The authors also show that this information is a useful tool to know how the way of life of the already extinct animals was, in particular in the more ancient vertebrates groups and that it will be interesting for palaeontologists and zoologists.

The conclusions of the research could be implemented in bioengineering since a better knowledge of the skin of these animals can help to develop tools in nautical engineering. According to Héctor Botella, an example would be some swimsuits (which are currently forbidden by the Olympic Committee) that copy the skin of some sharks and that can increase significantly the swimmer speed.

The study published in Plos One, ‘Squamation and ecology of thelodonts,’ also adds information that can be useful in conservationist policies of certain current shark species, whose ecology is unknown, such as the sharks that live in great depths which have been observed on rare occasions in their natural habitat and which are known thanks to captures.

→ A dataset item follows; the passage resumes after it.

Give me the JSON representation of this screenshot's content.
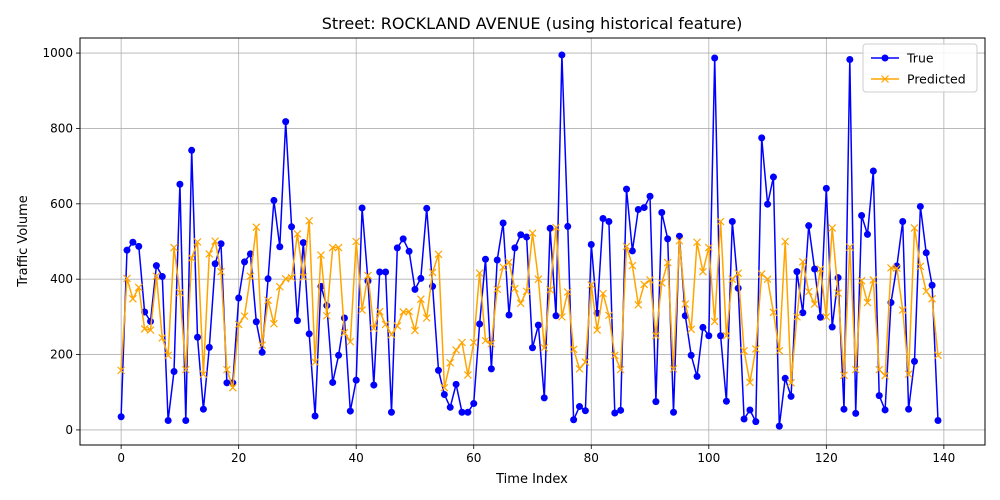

Until the publication of this study, the works about the way of life of the first vertebrates were very limited and most of them were based only on sedimentology data.

This work represents an important part of the doctoral thesis of Humberto Ferrón, directed by Héctor Botella and focused on the study of the way of life of the first vertebrates. The research has been conducted during three years and it has included different filed campaigns as well as visits to collections of sharks and fossils in different Spanish museums (Museu Cau del Tauró de l’Arboç, Tarragona; Natural Sciences Museum of Barcelona, Barcelona; National Museum of Natural Sciences, Madrid) and in international museums as well (Museum für Naturkunde, Berlin; Queensland Museum, Brisbane; National Museum of Scotland and Australian Museum, Sidney.) 

Research Group

Humberto Ferrón and Héctor Botella form part of Early Vertebrate Evolution Research group (http://www.evervalencia.es/) which is included in the Cavanilles Institute of Biodiversity and Evolutionary Biology of the Universitat de València. The group studies the origin and early evolution of the first vertebrates, as well as the moment and rhythm of the appearance of the different tissues and skeletal structures. Their research combines traditional palaeontology with studies of comparative anatomy and developmental biology in existent organisms. The study carried by Humberto Ferrón and Héctor Botella has received funding from the Ministry of Economy and Competitiveness, the Valencian Government and the programme SYNTHESYS of the European Union.